Le premier ministre Thomas Mulcair. Comment ça sonne à vos oreilles ?

Bon, on se calme la vague orange, on n'en est pas encore là, mais le NPD qu'on croyait, il y a quelques mois, voué à une débâcle électorale vient de retrouver au Québec le niveau d'appuis (42 % des intentions de vote, 47 % chez les francophones) qui avait permis à Jack Layton de surfer sur une improbable vague.

Ajoutez à cela (en fait, c'est une relation claire de cause à effet) la victoire inespérée du NPD aux élections albertaines et vous obtenez quelque chose qui ressemble à un bon vent de dos. CROP met le NPD premier au Québec, loin devant des libéraux en perte de vitesse, et un nouveau sondage EKOS devrait démontrer aujourd'hui, selon nos sources, que Thomas Mulcair et ses troupes sont premiers au Canada, y compris en Ontario. Il s'agit évidemment d'une très mauvaise nouvelle pour les libéraux, qui perdent des plumes tout juste après avoir présenté leur plan fiscal pour les familles. Cette annonce, généralement bien accueillie, a de toute évidence souffert de l'effet spectaculaire de la victoire du NPD en Alberta.

Au Québec, les électeurs suivent la politique albertaine de très loin, mais l'élection d'une femme première ministre néo-démocrate a visiblement produit un fort effet. Ailleurs au pays, cette victoire du NPD a remis l'orange à la mode, avec une bonne dose de crédibilité. Le redécoupage favorable de la carte électorale, dans les grandes villes de la Saskatchewan particulièrement, et une bonne prestance en Colombie-Britannique et en Alberta (surtout à Edmonton) ne gâcheront rien au plaisir des néo-démocrates.

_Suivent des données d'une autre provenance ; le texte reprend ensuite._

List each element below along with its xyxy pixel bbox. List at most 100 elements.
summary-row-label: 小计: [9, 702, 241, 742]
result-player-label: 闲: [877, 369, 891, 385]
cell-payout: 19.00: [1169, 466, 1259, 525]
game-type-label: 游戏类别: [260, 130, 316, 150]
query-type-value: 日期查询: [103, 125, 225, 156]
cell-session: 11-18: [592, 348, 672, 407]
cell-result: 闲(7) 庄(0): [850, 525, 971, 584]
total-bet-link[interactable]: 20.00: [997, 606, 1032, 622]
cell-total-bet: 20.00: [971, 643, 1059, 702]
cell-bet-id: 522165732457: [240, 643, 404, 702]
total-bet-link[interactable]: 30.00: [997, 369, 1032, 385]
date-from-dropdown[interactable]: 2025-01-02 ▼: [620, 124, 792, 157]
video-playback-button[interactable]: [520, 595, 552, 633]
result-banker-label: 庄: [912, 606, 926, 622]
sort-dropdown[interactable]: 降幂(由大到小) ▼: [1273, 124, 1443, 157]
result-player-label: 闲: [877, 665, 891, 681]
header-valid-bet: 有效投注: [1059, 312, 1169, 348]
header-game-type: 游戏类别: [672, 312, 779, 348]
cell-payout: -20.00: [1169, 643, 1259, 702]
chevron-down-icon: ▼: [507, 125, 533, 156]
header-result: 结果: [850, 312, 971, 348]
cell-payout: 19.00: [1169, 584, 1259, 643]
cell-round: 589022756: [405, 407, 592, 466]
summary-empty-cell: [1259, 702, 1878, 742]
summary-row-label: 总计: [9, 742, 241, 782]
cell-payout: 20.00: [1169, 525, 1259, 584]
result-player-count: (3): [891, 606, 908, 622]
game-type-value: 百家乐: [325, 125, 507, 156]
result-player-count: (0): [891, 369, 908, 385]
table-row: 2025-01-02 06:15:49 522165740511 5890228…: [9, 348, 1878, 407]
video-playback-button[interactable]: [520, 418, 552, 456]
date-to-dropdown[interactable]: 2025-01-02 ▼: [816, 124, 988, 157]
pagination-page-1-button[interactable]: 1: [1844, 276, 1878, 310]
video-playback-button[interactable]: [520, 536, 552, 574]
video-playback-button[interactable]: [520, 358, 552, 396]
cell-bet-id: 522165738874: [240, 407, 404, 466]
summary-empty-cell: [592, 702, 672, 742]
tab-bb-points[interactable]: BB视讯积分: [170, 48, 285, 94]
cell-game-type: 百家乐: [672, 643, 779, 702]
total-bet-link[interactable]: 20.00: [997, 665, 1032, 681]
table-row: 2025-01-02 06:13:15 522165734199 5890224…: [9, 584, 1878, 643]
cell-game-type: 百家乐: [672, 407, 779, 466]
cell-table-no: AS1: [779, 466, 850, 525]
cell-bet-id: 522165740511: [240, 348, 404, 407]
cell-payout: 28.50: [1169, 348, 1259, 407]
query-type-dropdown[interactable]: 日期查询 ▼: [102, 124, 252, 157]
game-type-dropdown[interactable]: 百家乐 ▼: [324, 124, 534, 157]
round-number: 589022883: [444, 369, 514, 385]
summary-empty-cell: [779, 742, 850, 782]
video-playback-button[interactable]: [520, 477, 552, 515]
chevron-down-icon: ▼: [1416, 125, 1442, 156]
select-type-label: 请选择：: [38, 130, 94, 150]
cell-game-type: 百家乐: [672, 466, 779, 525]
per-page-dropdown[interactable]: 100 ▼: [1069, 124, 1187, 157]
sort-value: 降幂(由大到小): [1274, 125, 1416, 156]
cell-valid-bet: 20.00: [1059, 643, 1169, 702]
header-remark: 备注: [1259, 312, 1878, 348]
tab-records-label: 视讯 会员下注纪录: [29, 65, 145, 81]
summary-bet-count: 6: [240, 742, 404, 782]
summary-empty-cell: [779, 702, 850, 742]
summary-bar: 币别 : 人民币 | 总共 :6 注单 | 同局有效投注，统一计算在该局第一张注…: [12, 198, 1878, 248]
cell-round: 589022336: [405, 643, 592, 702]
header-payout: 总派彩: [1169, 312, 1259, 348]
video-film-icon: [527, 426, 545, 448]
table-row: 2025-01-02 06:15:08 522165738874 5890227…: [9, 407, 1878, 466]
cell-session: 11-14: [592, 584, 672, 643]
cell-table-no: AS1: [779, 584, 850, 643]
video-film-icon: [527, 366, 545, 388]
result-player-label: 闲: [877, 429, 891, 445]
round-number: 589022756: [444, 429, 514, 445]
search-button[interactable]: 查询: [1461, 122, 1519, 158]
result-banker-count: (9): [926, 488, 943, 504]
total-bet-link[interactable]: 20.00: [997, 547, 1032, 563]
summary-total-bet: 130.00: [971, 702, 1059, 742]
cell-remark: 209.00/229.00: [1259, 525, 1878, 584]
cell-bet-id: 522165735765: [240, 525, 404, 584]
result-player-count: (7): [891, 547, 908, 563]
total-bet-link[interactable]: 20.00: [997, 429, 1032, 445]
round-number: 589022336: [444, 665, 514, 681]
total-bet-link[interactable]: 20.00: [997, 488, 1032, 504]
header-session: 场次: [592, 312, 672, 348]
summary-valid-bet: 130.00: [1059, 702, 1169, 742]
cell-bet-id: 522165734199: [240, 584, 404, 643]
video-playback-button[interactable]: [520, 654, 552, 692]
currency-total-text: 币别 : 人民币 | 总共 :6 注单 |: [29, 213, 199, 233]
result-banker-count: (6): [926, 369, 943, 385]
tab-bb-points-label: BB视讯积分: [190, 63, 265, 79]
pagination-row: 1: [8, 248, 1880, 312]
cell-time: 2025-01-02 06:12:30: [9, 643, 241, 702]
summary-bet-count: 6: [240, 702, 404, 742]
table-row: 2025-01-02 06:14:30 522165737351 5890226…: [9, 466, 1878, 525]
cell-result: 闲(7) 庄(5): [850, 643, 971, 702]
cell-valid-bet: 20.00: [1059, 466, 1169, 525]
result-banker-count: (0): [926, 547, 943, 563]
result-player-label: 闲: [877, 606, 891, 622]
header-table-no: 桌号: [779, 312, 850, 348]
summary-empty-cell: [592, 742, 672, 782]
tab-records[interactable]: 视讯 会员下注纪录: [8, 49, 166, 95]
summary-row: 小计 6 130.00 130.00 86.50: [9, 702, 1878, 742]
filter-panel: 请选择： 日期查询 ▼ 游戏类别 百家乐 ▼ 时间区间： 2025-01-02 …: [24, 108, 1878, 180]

L'« effet Alberta » durera-t-il jusqu'aux élections, dans cinq mois ? Trop tôt pour le dire, mais on note deux tendances contraires depuis quelques semaines : le NPD monte et le PLC descend. Par ailleurs, Thomas Mulcair demeure et de loin au Québec le chef le plus apprécié.

Ce n'est pas la première fois que le NPD fédéral se hisse en tête des intentions de vote et peut, même timidement, se mettre à rêver au pouvoir. Dans les années 80, le NPD dirigé par Ed Broadbent a flirté à quelques reprises avec cette perspective. Les bons résultats dans les sondages entre les élections s'estompaient toutefois à mesure que la date du scrutin approchait.

C'est la première fois, toutefois, que le NPD représente réellement une solution de rechange crédible pour former le gouvernement, avec des députés partout au pays (et surtout au Québec, une première pour ce parti), avec un bon mélange de vétérans et de jeunes députés, avec des états de service solides à la Chambre des communes et avec des positions claires et bien arrêtées.

Sans rien vouloir enlever à Jack Layton, son parti n'était pas prêt à prendre le pouvoir en 2011. Le fait est que M. Layton ne pouvait nommer plus de trois candidats de son parti au Québec (il en avait fait élire 59) et que l'arrimage entre ce fort contingent québécois et les députés du reste du Canada n'avait pas été fait. En 2011, Jack Layton était dans la même situation que Mario Dumont en 2007 : les deux partis n'étaient tout simplement pas prêts à prendre le pouvoir.

La situation est bien différente cette fois pour Thomas Mulcair. On aurait tort, d'ailleurs, de lier la remontée du NPD fédéral à la seule victoire de son cousin albertain. Depuis des mois, le NPD défend avec régularité et cohérence ses positions. Les néo-démocrates étaient contre le projet de loi C-51 (qui accorde plus de pouvoir aux services de renseignement dans la traque aux terroristes) et ils ont voté contre, contrairement aux libéraux qui étaient contre... mais qui ont voté pour.

Le NPD défend aussi des dossiers populaires, comme le maintien de la livraison du courrier à domicile (un enjeu surtout urbain, là où le parti performe mieux dans certains coins du Canada). En outre, Thomas Mulcair n'a jamais lâché le morceau dans l'affaire du sénateur Duffy, jouant le rôle du « grand jury » dans ses interrogatoires aux Communes.

Depuis quelque temps, le NPD se montre aussi un peu plus mordant dans ses publicités locales contre les conservateurs, associant par exemple le candidat vedette Gérard Deltell directement à Stephen Harper.

De la pub négative ? Mais où est donc passé l'esprit de Jack ?

On l'a souvent dit : Thomas Mulcair n'est pas Jack Layton. Il y a quatre ans, c'était son principal défaut. Aujourd'hui, c'est son plus grand atout : s'être affranchi du lourd poids de la mémoire de Jack et être devenu le chef du NPD à part entière. Et un candidat sérieux au poste de premier ministre.